Comparing both synthesized CEMs and our measured IEC is comparable with the reported value, which indicates a similar amount of ion exchange groups per dried membrane; however, our SD value is significantly smaller. In general, high water content can provide more and wider transfer channels for the co- and counter-ion transportation, and decreases ion selectivity. These performance differences could be caused by the reagent characteristics, specifically the PVC used as a polymeric based binder. The molar mass of the PVC can have a significant influence on the structure and transport rate characteristics of PVC membranes. In ultrafiltration membranes, increasing molar mass can decrease porosity, mean radius, and pore volume [73]. We can assume that the difference between our membranes and membranes reported in the literature (often with unknown molar mass) may be entirely due to this fact.

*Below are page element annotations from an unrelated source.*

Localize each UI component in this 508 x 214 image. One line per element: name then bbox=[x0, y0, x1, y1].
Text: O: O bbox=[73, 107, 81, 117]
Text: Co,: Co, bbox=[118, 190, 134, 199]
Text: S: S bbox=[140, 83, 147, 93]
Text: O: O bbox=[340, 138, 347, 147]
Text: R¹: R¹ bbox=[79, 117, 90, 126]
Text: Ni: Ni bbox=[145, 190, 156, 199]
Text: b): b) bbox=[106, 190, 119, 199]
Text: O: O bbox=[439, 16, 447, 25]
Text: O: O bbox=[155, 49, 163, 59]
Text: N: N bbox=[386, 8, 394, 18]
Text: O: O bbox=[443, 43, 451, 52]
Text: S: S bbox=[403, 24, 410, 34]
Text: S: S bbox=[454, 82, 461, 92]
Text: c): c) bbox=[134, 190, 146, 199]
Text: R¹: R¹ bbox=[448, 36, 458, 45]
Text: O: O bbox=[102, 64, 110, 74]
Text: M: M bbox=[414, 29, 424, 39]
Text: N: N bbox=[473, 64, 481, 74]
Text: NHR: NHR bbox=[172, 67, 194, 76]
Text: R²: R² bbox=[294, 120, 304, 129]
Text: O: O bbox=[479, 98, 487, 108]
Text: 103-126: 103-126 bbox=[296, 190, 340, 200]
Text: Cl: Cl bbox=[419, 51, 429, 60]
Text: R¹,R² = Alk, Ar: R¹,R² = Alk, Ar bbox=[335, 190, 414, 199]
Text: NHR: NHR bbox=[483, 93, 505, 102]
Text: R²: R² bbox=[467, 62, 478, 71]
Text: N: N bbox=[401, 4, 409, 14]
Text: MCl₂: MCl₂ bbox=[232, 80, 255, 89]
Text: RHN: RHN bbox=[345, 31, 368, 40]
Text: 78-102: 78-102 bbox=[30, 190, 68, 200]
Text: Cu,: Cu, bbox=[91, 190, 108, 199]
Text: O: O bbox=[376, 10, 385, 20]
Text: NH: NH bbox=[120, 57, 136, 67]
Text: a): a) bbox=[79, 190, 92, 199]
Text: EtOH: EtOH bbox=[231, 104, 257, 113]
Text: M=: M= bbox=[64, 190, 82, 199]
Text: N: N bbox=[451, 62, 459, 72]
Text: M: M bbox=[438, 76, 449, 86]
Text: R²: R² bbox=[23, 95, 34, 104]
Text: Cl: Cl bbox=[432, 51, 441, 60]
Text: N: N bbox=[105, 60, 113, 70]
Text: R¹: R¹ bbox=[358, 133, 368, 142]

Comparing both synthesized CEMs, we can observe that the three parameters reported in Table 3 are slightly higher for the modified-CEM than in the CEM. These differences are due to the hydrophilic characteristics of the CA, even if the overall membrane has a higher hydrophobicity. The hydrophilicity of CA generates a higher adsorption of water molecules, increasing the SD with a possible loss of mechanical strength; such water adsorption facilitates ion transportation which increases the IEC value, and thus the permselectivity ${\mathrm{CD}}_{\mathrm{fix}}$.

4. Conclusions

In this work, poly(epichlorohydrin) based anion exchange membrane and poly(vinylchloride) based cation exchange membrane were prepared at laboratory scale (255 $\mathrm{c}$$\mathrm{m}$²) via solvent evaporation technique. Superficial and structural modifications were performed on the poly(epichlorohydrin) based anion exchange membrane and the poly(vinylchloride) based cation exchange membrane, respectively. For the anion exchange membrane modification, poly(ethylenimine) and glutaraldehyde were used as modifier agents. Cellulose acetate was used to performed the cation exchange membrane modification. The superficial modification of the anion exchange membrane with poly(ethylenimine) allows a decrease of the water content in the membrane, which in turn increases the fixed-charge density and permselectivity. The structural modification on the cation exchange membrane was verified through scanning electron microscope images along with their elemental analysis. The characterization performed in the modified cation exchange membrane suggests a more hydrophobic surface along with a slight increase in membrane water content, ion transportation, and permselectivity in comparison with the unmodified cation exchange membrane. The results obtained in both modified membranes suggest that an enhanced performance for blue energy generation can be expected from these membranes using the reverse electrodialysis technique.